He has rebutted a trio of accusations that he paid underage boys for sex with attacks on the accusers’ backgrounds. He emphasized the “troubled” history of Delvonn Heckard, who has sued Murray, and portrayed him as a tool of a shadowy anti-gay conspiracy.
In an Op-Ed in The Stranger, Murray said of another accuser, Jeff Simpson, that his “criminal history proves he cannot be trusted” — and then listed it in detail. Murray even casually mentioned at a City Hall news conference that Simpson may have been molested as a child — a statement made to sow mistrust, not sympathy.
Murray has a right to say the men — emerging publicly three decades after the alleged sex crimes — are not telling the truth. But he risks crossing a line for his progressive base by turning to character assassination.
“(Heckard) and the other two have had horribly traumatic lives,” said Michael Maddux. “The ferocity at which they’re attacking them and not standing up for them is sickening.”
Maddux was once a Murray supporter. He is a gay-rights advocate, donated to Murray’s campaign and was heavily involved in the Murray-backed parks- and housing-levy campaigns. Maddux reserves judgment on the facts: “It does not seem in character from the Ed Murray we know now.”
But Maddux, who has worked as a paralegal on sexual-abuse cases, was aghast that Murray’s Op-Ed cited a lack of prosecution of the allegations as evidence they are false. That ignores the underreporting that Murray himself once cited, and the extremely low rate of prosecution of sex crimes.
“There is definitely room for us to find out the veracity of the allegations, but the response matters just as much as the scandal,” said Maddux.
You won’t hear much of that publicly from Murray backers. In fact, you don’t see anything but tight Seattle smiles and the progressive blue wall of silence. I called a dozen prominent endorsers of Murray — from Gov. Jay Inslee to former King County Executive Ron Sims — and either got no response or a status-quo statement.
The Seattle City Council, in the worst abdication of leadership, all but locked up behind a no-comment strategy.

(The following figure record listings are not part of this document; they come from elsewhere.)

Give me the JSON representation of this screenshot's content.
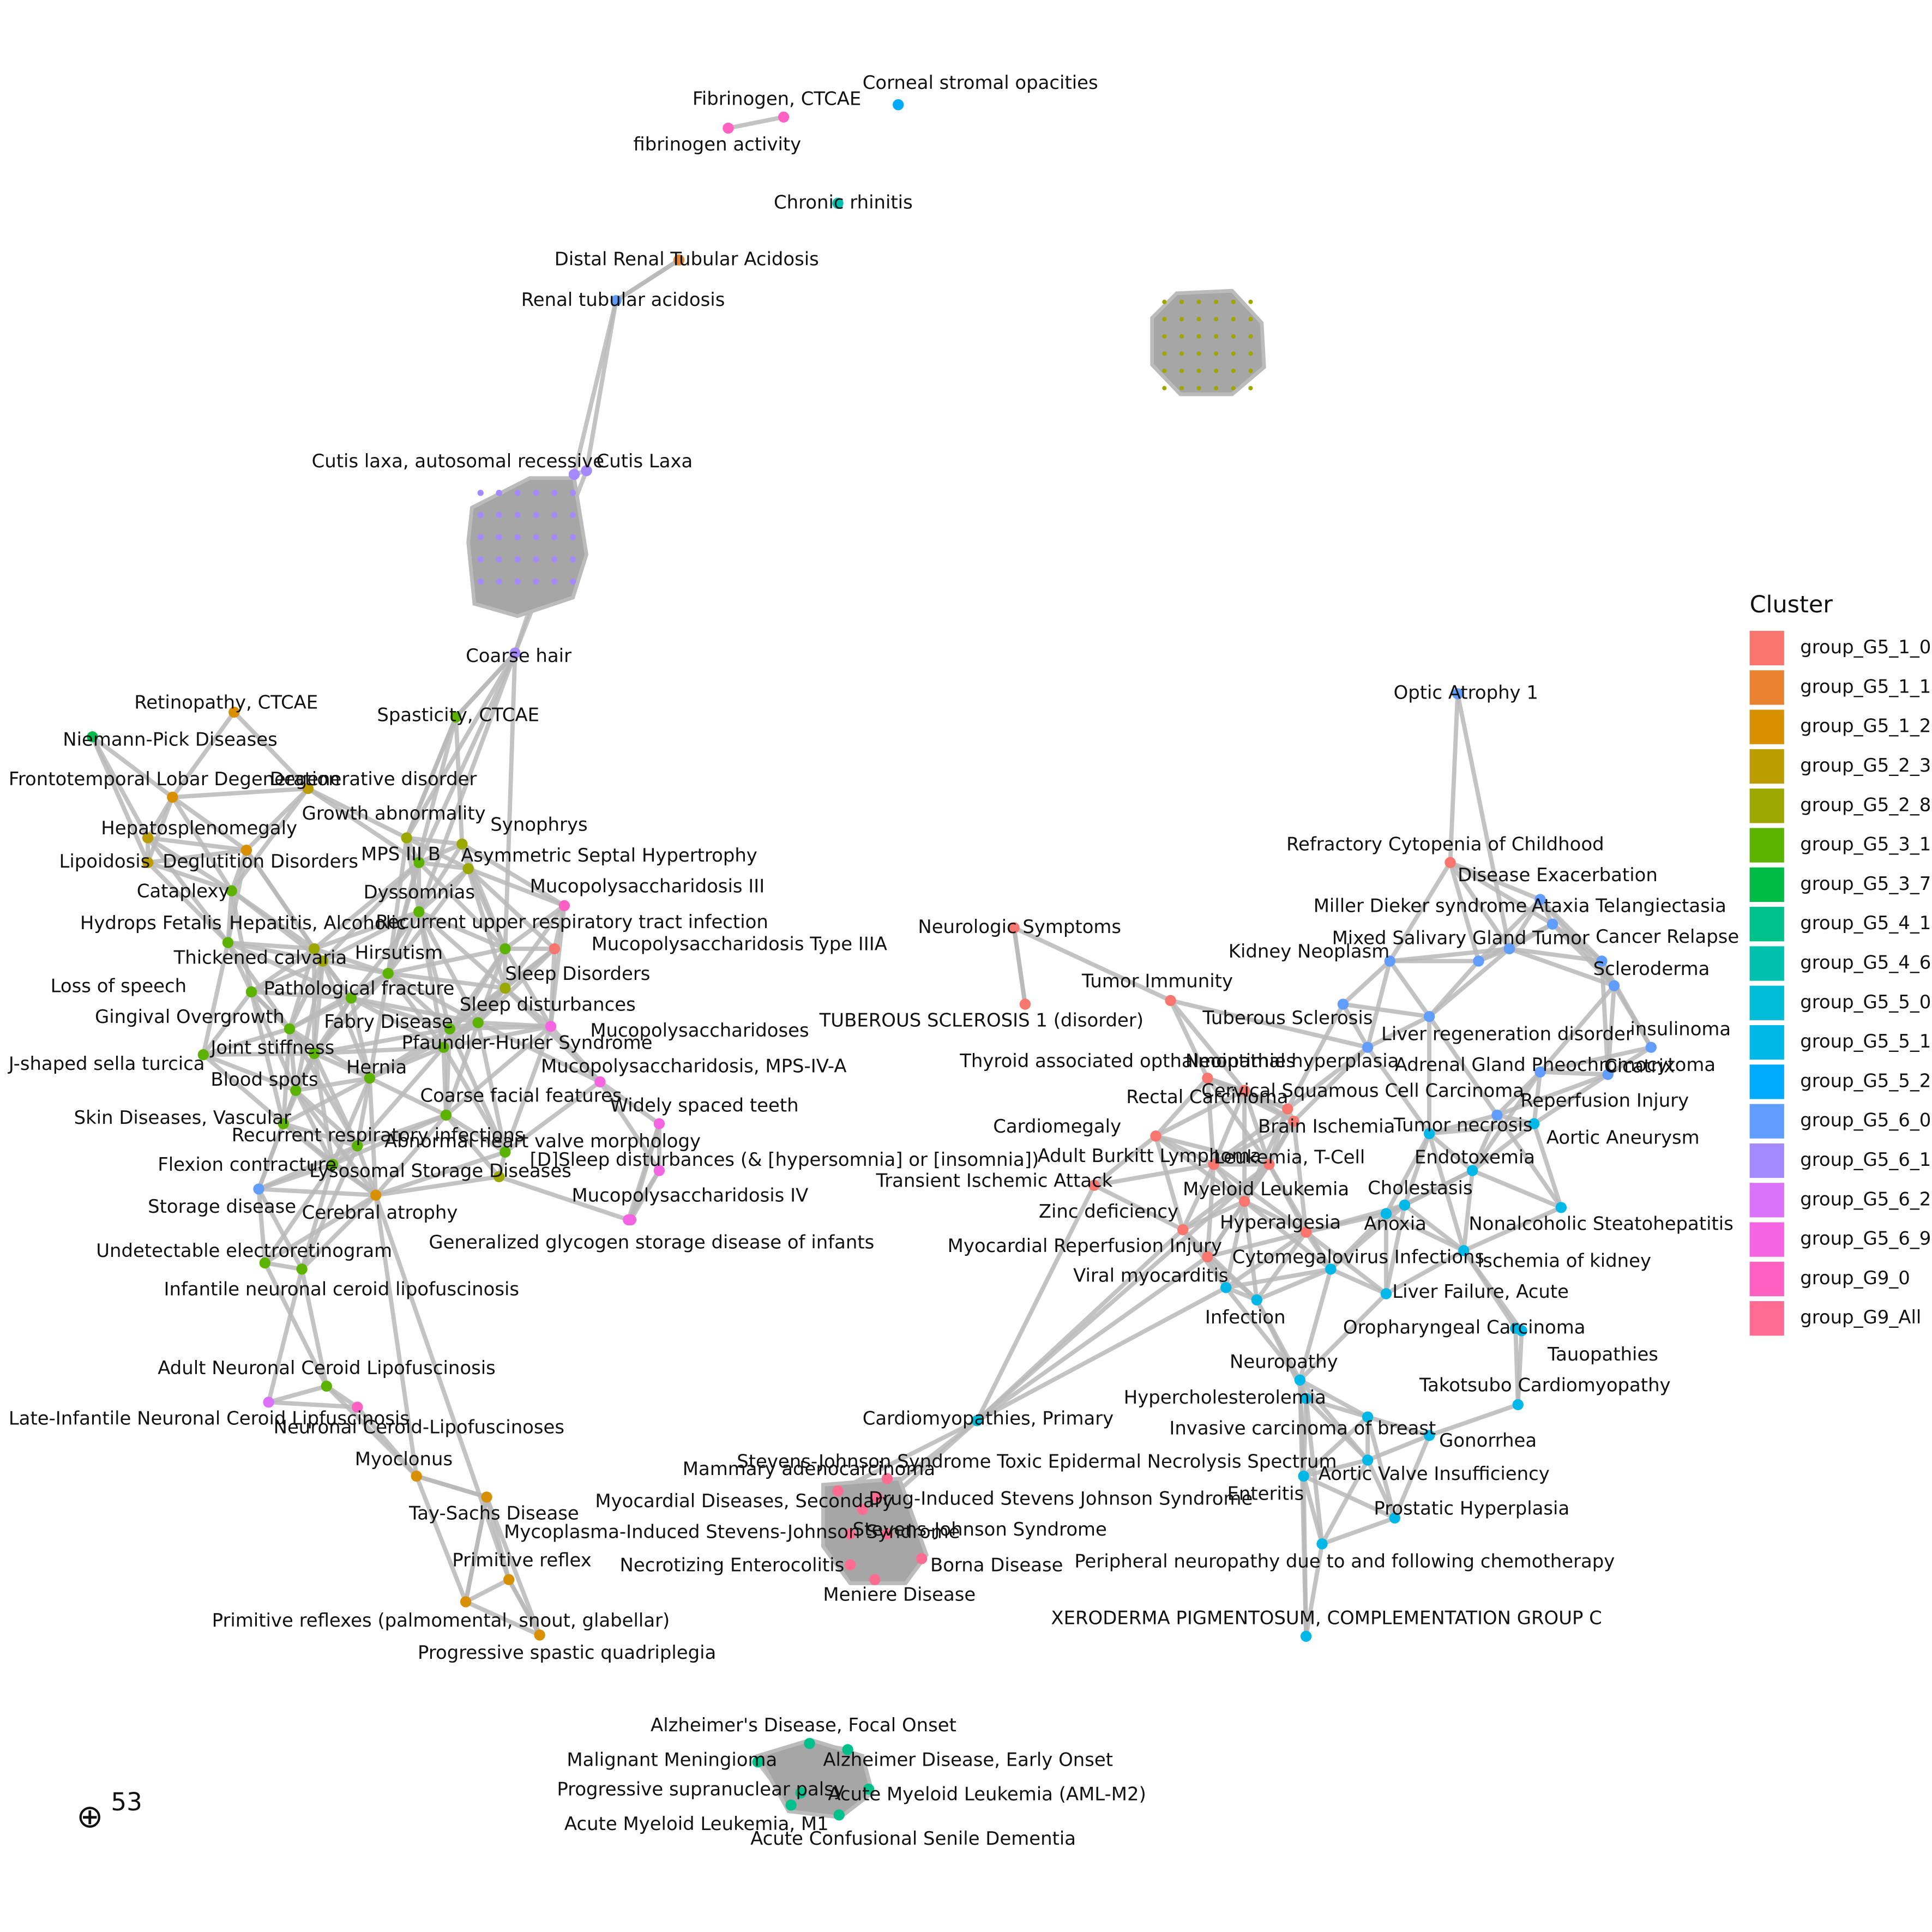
{
  "legend": {
    "title": "Cluster",
    "items": [
      {
        "name": "group_G5_1_0",
        "color": "#F8766D"
      },
      {
        "name": "group_G5_1_1",
        "color": "#EA8331"
      },
      {
        "name": "group_G5_1_2",
        "color": "#D89000"
      },
      {
        "name": "group_G5_2_3",
        "color": "#BB9D00"
      },
      {
        "name": "group_G5_2_8",
        "color": "#9CA700"
      },
      {
        "name": "group_G5_3_1",
        "color": "#5BB300"
      },
      {
        "name": "group_G5_3_7",
        "color": "#00BB45"
      },
      {
        "name": "group_G5_4_1",
        "color": "#00C08B"
      },
      {
        "name": "group_G5_4_6",
        "color": "#00C0AF"
      },
      {
        "name": "group_G5_5_0",
        "color": "#00BCD6"
      },
      {
        "name": "group_G5_5_1",
        "color": "#00B8E7"
      },
      {
        "name": "group_G5_5_2",
        "color": "#00ABFD"
      },
      {
        "name": "group_G5_6_0",
        "color": "#619CFF"
      },
      {
        "name": "group_G5_6_1",
        "color": "#A58AFF"
      },
      {
        "name": "group_G5_6_2",
        "color": "#DB72FB"
      },
      {
        "name": "group_G5_6_9",
        "color": "#F564E3"
      },
      {
        "name": "group_G9_0",
        "color": "#FF61C3"
      },
      {
        "name": "group_G9_All",
        "color": "#FF6C91"
      }
    ]
  },
  "nodes": [
    {
      "label": "Fibrinogen, CTCAE"
    },
    {
      "label": "fibrinogen activity"
    },
    {
      "label": "Corneal stromal opacities"
    },
    {
      "label": "Chronic rhinitis"
    },
    {
      "label": "Distal Renal Tubular Acidosis"
    },
    {
      "label": "Renal tubular acidosis"
    },
    {
      "label": "Cutis laxa, autosomal recessive"
    },
    {
      "label": "Cutis Laxa"
    },
    {
      "label": "Coarse hair"
    },
    {
      "label": "Spasticity, CTCAE"
    },
    {
      "label": "Retinopathy, CTCAE"
    },
    {
      "label": "Niemann-Pick Diseases"
    },
    {
      "label": "Frontotemporal Lobar Degeneration"
    },
    {
      "label": "Degenerative disorder"
    },
    {
      "label": "Growth abnormality"
    },
    {
      "label": "Hepatosplenomegaly"
    },
    {
      "label": "Synophrys"
    },
    {
      "label": "Lipoidosis"
    },
    {
      "label": "Deglutition Disorders"
    },
    {
      "label": "MPS III B"
    },
    {
      "label": "Asymmetric Septal Hypertrophy"
    },
    {
      "label": "Cataplexy"
    },
    {
      "label": "Dyssomnias"
    },
    {
      "label": "Mucopolysaccharidosis III"
    },
    {
      "label": "Hydrops Fetalis"
    },
    {
      "label": "Hepatitis, Alcoholic"
    },
    {
      "label": "Recurrent upper respiratory tract infection"
    },
    {
      "label": "Mucopolysaccharidosis Type IIIA"
    },
    {
      "label": "Thickened calvaria"
    },
    {
      "label": "Hirsutism"
    },
    {
      "label": "Loss of speech"
    },
    {
      "label": "Pathological fracture"
    },
    {
      "label": "Sleep Disorders"
    },
    {
      "label": "Gingival Overgrowth"
    },
    {
      "label": "Sleep disturbances"
    },
    {
      "label": "Fabry Disease"
    },
    {
      "label": "Mucopolysaccharidoses"
    },
    {
      "label": "Joint stiffness"
    },
    {
      "label": "Pfaundler-Hurler Syndrome"
    },
    {
      "label": "J-shaped sella turcica"
    },
    {
      "label": "Hernia"
    },
    {
      "label": "Mucopolysaccharidosis, MPS-IV-A"
    },
    {
      "label": "Blood spots"
    },
    {
      "label": "Coarse facial features"
    },
    {
      "label": "Widely spaced teeth"
    },
    {
      "label": "Skin Diseases, Vascular"
    },
    {
      "label": "Recurrent respiratory infections"
    },
    {
      "label": "Abnormal heart valve morphology"
    },
    {
      "label": "[D]Sleep disturbances (& [hypersomnia] or [insomnia])"
    },
    {
      "label": "Flexion contracture"
    },
    {
      "label": "Lysosomal Storage Diseases"
    },
    {
      "label": "Storage disease"
    },
    {
      "label": "Mucopolysaccharidosis IV"
    },
    {
      "label": "Cerebral atrophy"
    },
    {
      "label": "Generalized glycogen storage disease of infants"
    },
    {
      "label": "Undetectable electroretinogram"
    },
    {
      "label": "Infantile neuronal ceroid lipofuscinosis"
    },
    {
      "label": "Adult Neuronal Ceroid Lipofuscinosis"
    },
    {
      "label": "Late-Infantile Neuronal Ceroid Lipfuscinosis"
    },
    {
      "label": "Neuronal Ceroid-Lipofuscinoses"
    },
    {
      "label": "Myoclonus"
    },
    {
      "label": "Tay-Sachs Disease"
    },
    {
      "label": "Primitive reflex"
    },
    {
      "label": "Primitive reflexes (palmomental, snout, glabellar)"
    },
    {
      "label": "Progressive spastic quadriplegia"
    },
    {
      "label": "Cardiomyopathies, Primary"
    },
    {
      "label": "Stevens-Johnson Syndrome Toxic Epidermal Necrolysis Spectrum"
    },
    {
      "label": "Mammary adenocarcinoma"
    },
    {
      "label": "Myocardial Diseases, Secondary"
    },
    {
      "label": "Drug-Induced Stevens Johnson Syndrome"
    },
    {
      "label": "Mycoplasma-Induced Stevens-Johnson Syndrome"
    },
    {
      "label": "Stevens-Johnson Syndrome"
    },
    {
      "label": "Necrotizing Enterocolitis"
    },
    {
      "label": "Borna Disease"
    },
    {
      "label": "Meniere Disease"
    },
    {
      "label": "Alzheimer's Disease, Focal Onset"
    },
    {
      "label": "Malignant Meningioma"
    },
    {
      "label": "Alzheimer Disease, Early Onset"
    },
    {
      "label": "Progressive supranuclear palsy"
    },
    {
      "label": "Acute Myeloid Leukemia (AML-M2)"
    },
    {
      "label": "Acute Myeloid Leukemia, M1"
    },
    {
      "label": "Acute Confusional Senile Dementia"
    },
    {
      "label": "Optic Atrophy 1"
    },
    {
      "label": "Refractory Cytopenia of Childhood"
    },
    {
      "label": "Disease Exacerbation"
    },
    {
      "label": "Miller Dieker syndrome"
    },
    {
      "label": "Ataxia Telangiectasia"
    },
    {
      "label": "Mixed Salivary Gland Tumor"
    },
    {
      "label": "Cancer Relapse"
    },
    {
      "label": "Neurologic Symptoms"
    },
    {
      "label": "Kidney Neoplasm"
    },
    {
      "label": "Scleroderma"
    },
    {
      "label": "Tumor Immunity"
    },
    {
      "label": "Tuberous Sclerosis"
    },
    {
      "label": "TUBEROUS SCLEROSIS 1 (disorder)"
    },
    {
      "label": "Liver regeneration disorder"
    },
    {
      "label": "insulinoma"
    },
    {
      "label": "Thyroid associated opthalmopathies"
    },
    {
      "label": "Neointimal hyperplasia"
    },
    {
      "label": "Adrenal Gland Pheochromocytoma"
    },
    {
      "label": "Cicatrix"
    },
    {
      "label": "Rectal Carcinoma"
    },
    {
      "label": "Cervical Squamous Cell Carcinoma"
    },
    {
      "label": "Reperfusion Injury"
    },
    {
      "label": "Cardiomegaly"
    },
    {
      "label": "Brain Ischemia"
    },
    {
      "label": "Tumor necrosis"
    },
    {
      "label": "Aortic Aneurysm"
    },
    {
      "label": "Adult Burkitt Lymphoma"
    },
    {
      "label": "Leukemia, T-Cell"
    },
    {
      "label": "Endotoxemia"
    },
    {
      "label": "Transient Ischemic Attack"
    },
    {
      "label": "Myeloid Leukemia"
    },
    {
      "label": "Cholestasis"
    },
    {
      "label": "Zinc deficiency"
    },
    {
      "label": "Hyperalgesia"
    },
    {
      "label": "Anoxia"
    },
    {
      "label": "Nonalcoholic Steatohepatitis"
    },
    {
      "label": "Myocardial Reperfusion Injury"
    },
    {
      "label": "Cytomegalovirus Infections"
    },
    {
      "label": "Ischemia of kidney"
    },
    {
      "label": "Viral myocarditis"
    },
    {
      "label": "Liver Failure, Acute"
    },
    {
      "label": "Infection"
    },
    {
      "label": "Oropharyngeal Carcinoma"
    },
    {
      "label": "Tauopathies"
    },
    {
      "label": "Neuropathy"
    },
    {
      "label": "Hypercholesterolemia"
    },
    {
      "label": "Takotsubo Cardiomyopathy"
    },
    {
      "label": "Invasive carcinoma of breast"
    },
    {
      "label": "Gonorrhea"
    },
    {
      "label": "Aortic Valve Insufficiency"
    },
    {
      "label": "Enteritis"
    },
    {
      "label": "Prostatic Hyperplasia"
    },
    {
      "label": "Peripheral neuropathy due to and following chemotherapy"
    },
    {
      "label": "XERODERMA PIGMENTOSUM, COMPLEMENTATION GROUP C"
    }
  ],
  "corner_label": "53"
}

That cone of silence misses Maddux’s point: the response matters.
One exception has been the one Seattle politician outside the cozy Democratic tent — Seattle City Councilmember Kshama Sawant. “While I cannot speak to the veracity of the claims, allegations of rape and abuse should always be taken seriously and investigated with care and diligence,” Sawant said in a statement after the allegations surfaced.

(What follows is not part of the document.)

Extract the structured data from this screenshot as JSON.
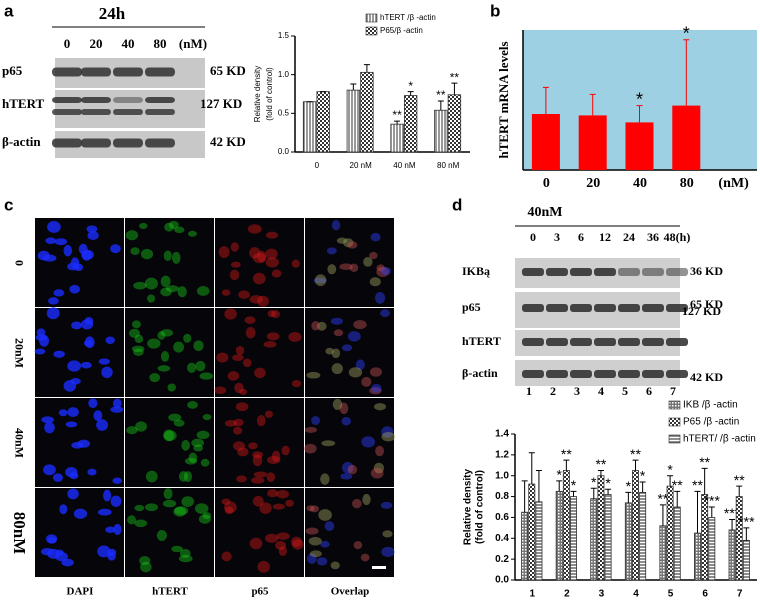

My view of the Murray scandal is shaped by my reporting on the clergy-abuse scandal in the early 2000s. Talking to dozens of (mostly) men who had kept secret their abuse, I was struck by the corrosive power of secrecy — divorces, rap sheets, substance abuse. And yet many were still reluctant to disclose the abuse even as the clergy scandal became a daily newspaper headline.

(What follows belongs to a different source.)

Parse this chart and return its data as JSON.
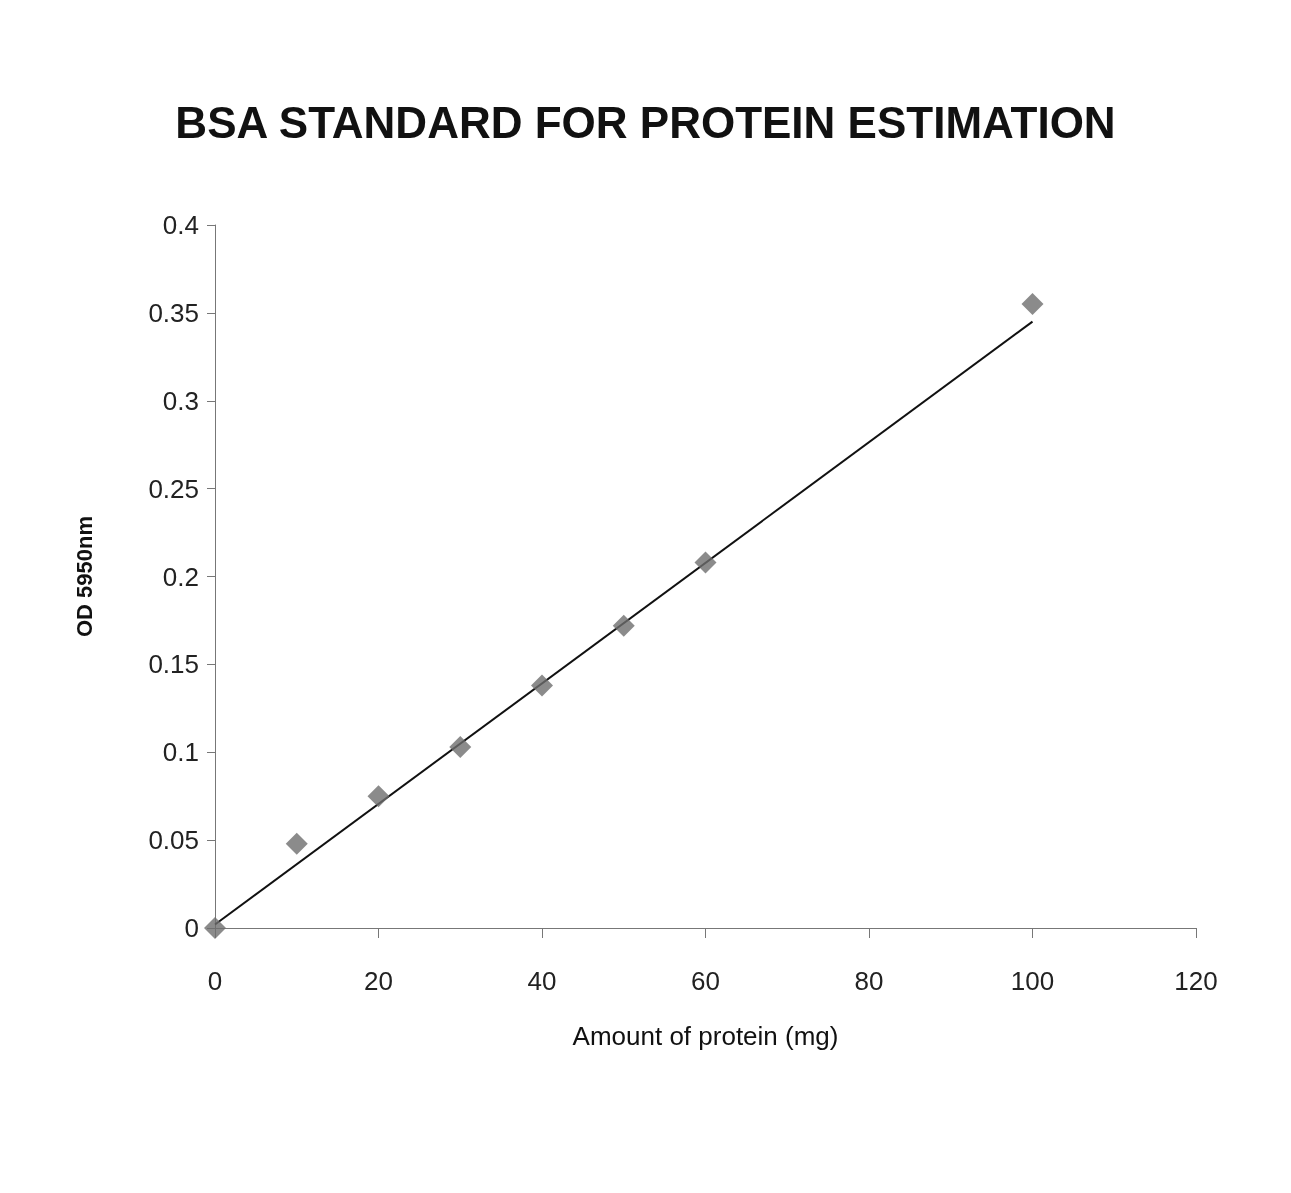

“People who are abused often take a long time to come forward because of the shame. And to see all this, it would cause them to go back in their shell and revert, because it’s scary,” said Mary Dispenza, who waited until she was in her 50s to disclose being abused by a Catholic priest.
Coming forward means Heckard, Simpson and a third accuser, Lloyd Anderson, are open to scrutiny of their extensive criminal records and self-professed drug addiction and prostitution histories. As Murray once said, the system tends to disbelieve them.
I don’t know if the three men are lying and Murray is innocent of all their accusations. But I do believe that Murray’s attacks on his accusers’ backgrounds send a terrible message to victims of child sexual abuse, one that the Seattle establishment tacitly condones with its blue wall of silence.